09/11/2019 | Press release | Distributed by Public on 09/11/2019 16:00
CLICK HERE to watch Lankford's floor speech.
WASHINGTON, DC - Senator James Lankford (R-OK) today spoke on the Senate floor to remember the September 11, 2001, attacks on our nation and to honor the nearly 3,000 lives lost, including seven Oklahomans. In our nation's mobilized response to global terrorism since that fateful day, 51 Oklahomans have lost their lives fighting in Afghanistan, and 72 Oklahomans have lost their lives in Iraq. Today, Lankford is wearing a tie given to him by Gold Star wife, Jane Horton, whose husband, Oklahoma Army National Guardsman SPC Christopher Horton, lost his life in Afghanistan in the war on terror.
Eighteen years ago today, my office in Oklahoma City, a fellow staff member poked her head into the office and said to me, 'There is a freak accident that's happened in New York City. A plane flew into the World Trade Center.' She went down the hallway and pulled in a rolling cart-the younger generation will have no idea what that is-a rolling cart with a TV on top of it. We plugged it in and watched it as the second plane flew in and both of us stood there silently thinking, 'That's no accident. That's murder on a massive scale and terror like I'd never witnessed with my own eyes.'
What I didn't know was at that moment how many thousands of lives would be affected and how much our nation would be changed. That morning 18 years ago, seven Oklahomans died. But our nation was forever changed.
Common terms we think about today like TSA or terror watch list or Department of Homeland Security or Global Entry or body scanners or the PATRIOT Act-those didn't exist on September 10, 2001. They've all come since then.
As our nation learns how to do more security, learns how to engage, and has learned a painful lesson then what people think in an isolated village, in a remote country, what they think matters to us. Because what they may carry out, if left alone and ignored, could kill our family members and our fellow Americans.
Almost 3,000 Americans died that day. But since that time period, we have pushed back-not against the people of Afghanistan or the people of Iraq, not against Muslims or of faith-against a specific ideology that intensely hates the freedom of America and who intentionally plans to kill Americans they've never met.

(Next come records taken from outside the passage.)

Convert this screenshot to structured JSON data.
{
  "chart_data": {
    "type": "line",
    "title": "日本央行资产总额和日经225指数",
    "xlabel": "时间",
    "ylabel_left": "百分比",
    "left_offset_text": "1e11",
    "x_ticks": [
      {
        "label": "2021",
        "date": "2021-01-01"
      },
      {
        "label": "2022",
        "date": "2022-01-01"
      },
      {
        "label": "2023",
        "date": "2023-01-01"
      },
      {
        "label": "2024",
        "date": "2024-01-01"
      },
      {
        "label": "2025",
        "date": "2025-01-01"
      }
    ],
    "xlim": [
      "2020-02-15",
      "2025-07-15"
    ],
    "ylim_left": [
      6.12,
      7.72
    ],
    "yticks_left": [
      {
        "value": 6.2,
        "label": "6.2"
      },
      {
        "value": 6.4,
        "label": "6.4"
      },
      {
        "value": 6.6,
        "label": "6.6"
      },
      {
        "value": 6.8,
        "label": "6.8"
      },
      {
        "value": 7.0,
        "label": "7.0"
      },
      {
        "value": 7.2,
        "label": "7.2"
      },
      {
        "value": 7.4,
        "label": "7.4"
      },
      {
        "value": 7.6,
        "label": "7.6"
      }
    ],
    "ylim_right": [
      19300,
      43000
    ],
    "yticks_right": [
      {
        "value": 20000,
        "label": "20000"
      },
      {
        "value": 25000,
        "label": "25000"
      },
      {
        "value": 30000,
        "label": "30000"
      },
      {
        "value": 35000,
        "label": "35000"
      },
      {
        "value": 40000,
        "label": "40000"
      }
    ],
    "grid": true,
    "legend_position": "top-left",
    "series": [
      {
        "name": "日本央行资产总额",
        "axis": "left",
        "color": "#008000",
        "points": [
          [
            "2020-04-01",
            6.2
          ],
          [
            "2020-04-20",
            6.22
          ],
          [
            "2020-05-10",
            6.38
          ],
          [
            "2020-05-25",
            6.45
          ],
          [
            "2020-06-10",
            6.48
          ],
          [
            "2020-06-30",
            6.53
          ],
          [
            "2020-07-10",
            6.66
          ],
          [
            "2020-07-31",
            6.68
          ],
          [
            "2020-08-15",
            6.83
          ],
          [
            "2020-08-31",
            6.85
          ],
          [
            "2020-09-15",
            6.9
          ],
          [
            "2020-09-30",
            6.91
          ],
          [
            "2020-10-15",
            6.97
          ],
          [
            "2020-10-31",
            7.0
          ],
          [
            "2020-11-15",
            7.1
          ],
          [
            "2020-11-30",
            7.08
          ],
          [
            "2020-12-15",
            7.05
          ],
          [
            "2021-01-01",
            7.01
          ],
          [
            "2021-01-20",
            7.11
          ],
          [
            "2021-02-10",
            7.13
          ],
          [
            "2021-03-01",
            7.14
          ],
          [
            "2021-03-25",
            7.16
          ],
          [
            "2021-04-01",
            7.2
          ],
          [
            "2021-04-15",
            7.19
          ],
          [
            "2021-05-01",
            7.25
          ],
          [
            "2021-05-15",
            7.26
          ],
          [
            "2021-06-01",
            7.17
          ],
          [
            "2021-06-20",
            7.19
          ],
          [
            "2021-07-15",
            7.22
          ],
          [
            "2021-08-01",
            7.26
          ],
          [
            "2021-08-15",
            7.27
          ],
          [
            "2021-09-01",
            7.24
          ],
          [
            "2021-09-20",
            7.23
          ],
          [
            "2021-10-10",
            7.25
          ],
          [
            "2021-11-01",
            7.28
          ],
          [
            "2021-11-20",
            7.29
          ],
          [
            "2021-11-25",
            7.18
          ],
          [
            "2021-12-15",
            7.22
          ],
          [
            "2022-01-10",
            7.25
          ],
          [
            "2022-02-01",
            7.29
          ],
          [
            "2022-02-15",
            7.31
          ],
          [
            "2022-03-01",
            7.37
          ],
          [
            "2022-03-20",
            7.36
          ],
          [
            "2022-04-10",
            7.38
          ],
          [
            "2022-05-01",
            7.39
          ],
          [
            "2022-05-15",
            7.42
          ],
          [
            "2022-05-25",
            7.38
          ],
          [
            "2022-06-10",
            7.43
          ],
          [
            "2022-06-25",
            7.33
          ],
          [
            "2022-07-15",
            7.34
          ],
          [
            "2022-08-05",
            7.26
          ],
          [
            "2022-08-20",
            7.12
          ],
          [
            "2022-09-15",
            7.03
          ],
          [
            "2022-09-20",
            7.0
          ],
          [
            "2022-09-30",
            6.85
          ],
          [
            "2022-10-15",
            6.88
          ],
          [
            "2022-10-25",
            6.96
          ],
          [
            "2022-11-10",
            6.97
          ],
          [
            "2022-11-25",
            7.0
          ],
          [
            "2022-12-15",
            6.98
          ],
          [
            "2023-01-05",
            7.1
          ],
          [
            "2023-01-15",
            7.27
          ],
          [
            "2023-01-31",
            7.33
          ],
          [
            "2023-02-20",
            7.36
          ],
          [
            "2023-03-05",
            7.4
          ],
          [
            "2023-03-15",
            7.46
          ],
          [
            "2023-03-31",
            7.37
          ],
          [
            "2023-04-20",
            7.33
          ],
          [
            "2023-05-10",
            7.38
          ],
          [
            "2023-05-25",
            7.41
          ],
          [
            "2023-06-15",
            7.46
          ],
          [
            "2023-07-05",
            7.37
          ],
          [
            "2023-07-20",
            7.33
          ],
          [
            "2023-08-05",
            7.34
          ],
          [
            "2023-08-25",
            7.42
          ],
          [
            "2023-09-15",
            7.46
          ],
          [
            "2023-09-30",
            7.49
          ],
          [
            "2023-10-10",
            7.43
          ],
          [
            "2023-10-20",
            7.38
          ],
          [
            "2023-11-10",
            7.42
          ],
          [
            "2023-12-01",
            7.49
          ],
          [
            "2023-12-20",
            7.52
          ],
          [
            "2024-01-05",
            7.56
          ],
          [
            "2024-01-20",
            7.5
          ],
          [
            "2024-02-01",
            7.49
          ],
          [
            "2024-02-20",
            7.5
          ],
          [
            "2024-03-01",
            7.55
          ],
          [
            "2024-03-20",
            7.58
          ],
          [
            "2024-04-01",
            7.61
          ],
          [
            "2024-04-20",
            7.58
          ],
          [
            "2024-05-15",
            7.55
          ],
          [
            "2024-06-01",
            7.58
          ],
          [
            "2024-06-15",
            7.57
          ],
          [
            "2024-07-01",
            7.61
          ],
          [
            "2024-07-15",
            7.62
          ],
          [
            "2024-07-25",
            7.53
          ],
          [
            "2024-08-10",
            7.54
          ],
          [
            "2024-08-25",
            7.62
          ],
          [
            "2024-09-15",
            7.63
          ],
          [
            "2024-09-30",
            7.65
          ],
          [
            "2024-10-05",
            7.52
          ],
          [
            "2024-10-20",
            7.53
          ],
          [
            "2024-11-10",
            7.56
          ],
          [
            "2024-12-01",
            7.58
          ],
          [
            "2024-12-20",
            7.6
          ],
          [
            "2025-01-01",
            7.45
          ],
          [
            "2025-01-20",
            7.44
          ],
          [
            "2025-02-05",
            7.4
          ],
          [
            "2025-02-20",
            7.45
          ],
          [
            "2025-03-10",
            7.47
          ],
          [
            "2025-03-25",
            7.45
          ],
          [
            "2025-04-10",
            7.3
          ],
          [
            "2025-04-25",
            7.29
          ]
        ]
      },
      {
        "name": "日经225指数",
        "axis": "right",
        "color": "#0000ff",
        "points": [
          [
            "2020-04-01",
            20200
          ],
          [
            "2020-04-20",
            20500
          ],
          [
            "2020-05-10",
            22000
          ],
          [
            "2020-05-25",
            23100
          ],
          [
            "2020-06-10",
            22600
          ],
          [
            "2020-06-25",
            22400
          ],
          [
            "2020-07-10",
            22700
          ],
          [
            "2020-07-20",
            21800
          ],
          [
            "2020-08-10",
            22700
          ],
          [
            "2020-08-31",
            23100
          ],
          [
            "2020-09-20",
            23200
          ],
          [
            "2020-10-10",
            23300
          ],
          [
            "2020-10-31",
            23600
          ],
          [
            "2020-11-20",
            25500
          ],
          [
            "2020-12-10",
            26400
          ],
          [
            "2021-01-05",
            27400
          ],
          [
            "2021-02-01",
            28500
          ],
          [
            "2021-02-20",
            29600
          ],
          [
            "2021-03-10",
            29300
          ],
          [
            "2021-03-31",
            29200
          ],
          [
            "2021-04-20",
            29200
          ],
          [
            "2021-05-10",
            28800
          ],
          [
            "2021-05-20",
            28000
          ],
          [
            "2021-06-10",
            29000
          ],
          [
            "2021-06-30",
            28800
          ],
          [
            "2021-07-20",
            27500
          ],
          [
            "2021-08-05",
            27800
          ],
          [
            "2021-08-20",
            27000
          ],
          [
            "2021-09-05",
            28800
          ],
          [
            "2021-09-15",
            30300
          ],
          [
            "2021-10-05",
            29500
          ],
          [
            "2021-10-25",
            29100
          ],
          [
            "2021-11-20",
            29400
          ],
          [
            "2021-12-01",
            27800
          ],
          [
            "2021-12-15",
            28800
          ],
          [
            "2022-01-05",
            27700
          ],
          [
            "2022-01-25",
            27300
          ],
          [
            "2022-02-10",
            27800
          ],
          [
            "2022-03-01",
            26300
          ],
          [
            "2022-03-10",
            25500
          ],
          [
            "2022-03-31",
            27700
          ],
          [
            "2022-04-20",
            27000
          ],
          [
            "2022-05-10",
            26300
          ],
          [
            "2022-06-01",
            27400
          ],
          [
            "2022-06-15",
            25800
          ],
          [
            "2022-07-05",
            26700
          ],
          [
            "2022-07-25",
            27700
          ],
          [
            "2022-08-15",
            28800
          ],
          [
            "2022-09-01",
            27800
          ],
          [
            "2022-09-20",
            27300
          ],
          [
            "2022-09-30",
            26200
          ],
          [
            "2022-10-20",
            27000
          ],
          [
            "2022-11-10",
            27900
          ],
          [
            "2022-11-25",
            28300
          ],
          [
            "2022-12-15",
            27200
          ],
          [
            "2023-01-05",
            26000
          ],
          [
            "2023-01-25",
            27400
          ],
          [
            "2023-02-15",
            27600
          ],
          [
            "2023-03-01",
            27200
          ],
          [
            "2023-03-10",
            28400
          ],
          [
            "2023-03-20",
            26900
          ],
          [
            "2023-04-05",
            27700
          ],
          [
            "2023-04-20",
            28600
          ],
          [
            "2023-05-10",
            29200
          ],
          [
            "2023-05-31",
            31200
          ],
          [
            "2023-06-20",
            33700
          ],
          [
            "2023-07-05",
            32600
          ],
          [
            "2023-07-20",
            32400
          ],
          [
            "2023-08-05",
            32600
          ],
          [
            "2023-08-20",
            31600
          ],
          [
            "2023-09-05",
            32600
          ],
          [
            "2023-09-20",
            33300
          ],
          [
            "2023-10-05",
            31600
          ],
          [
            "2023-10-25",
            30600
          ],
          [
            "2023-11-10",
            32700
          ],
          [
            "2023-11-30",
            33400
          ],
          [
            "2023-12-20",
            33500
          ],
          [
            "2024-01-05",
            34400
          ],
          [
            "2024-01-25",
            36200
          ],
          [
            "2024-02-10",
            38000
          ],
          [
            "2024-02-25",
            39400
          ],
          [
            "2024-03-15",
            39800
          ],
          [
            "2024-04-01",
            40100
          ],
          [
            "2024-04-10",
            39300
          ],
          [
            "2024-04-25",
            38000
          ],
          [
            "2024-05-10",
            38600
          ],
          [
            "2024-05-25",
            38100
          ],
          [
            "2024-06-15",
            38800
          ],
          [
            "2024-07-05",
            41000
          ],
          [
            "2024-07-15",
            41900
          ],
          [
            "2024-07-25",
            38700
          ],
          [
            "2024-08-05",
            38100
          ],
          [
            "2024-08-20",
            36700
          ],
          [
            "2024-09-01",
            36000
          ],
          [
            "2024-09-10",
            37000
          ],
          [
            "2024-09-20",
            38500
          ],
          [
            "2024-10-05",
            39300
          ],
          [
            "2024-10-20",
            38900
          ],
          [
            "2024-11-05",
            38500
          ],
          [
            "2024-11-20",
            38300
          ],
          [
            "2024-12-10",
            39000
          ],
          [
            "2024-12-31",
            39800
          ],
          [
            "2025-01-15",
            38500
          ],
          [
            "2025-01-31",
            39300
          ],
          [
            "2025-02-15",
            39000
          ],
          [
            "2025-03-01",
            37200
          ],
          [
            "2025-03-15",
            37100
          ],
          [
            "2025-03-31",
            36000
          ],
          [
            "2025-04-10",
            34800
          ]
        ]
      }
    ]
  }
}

We learned a new ideology as a nation that day that we have not only to take it seriously, but that we must not wait until they carry out a fight. If they're planning it, if they're preparing it, if they have the capability, we should assume they're actually going to do it.
Since that time period, American men and women have taken the fight to people who want to come and kill more Americans. But it's also been at a great cost of American blood and treasure. Four thousand four hundred and thirty-two Americans have died in Iraq. Two thousand three hundred and fifty-three Americans have died in Afghanistan. Fifty-one of those are my fellow Oklahomans in Afghanistan, 72 of those, my fellow Oklahomans in Iraq.
Today I pulled out of my closet a specific tie that I rarely wear, but it was a tie given to me by a Gold Star wife who never, ever wanted to be a Gold Star wife. She just wanted to be the wife of Chris Horton, who she intensely loved, who went to Afghanistan to serve his country in the Oklahoma National Guard, and died for our freedom. And two years later, she handed me this tie and said, 'He hated wearing ties, but you have to wear them all the time. Just remember him.'
We as Americans will not forget, and we have not forgotten. There are flags out all over America today just to remember. There are moms and dads that really hugged their kids tight this morning before they left for school, and the kids didn't even know why. They just did. And there are places that are gathering to be able to pray for peace because, as a nation, we are a nation of peace. And we have no desire for war. In fact, we detest the pain and penalty and blood and loss of war. And we have no desire to be at war across the world. But it came to us, and we look forward to the day when the guns are silent again. And this finally concludes, and a time of peace can be restored again.
Today, though, we're just a nation remembering and praying for that time of peace that will come. And telling families, Gold Star families, families that have sent their loved ones around the world to places they had never seen before, we have not forgotten, and we are grateful that we serve together as a nation. With that, I yield back.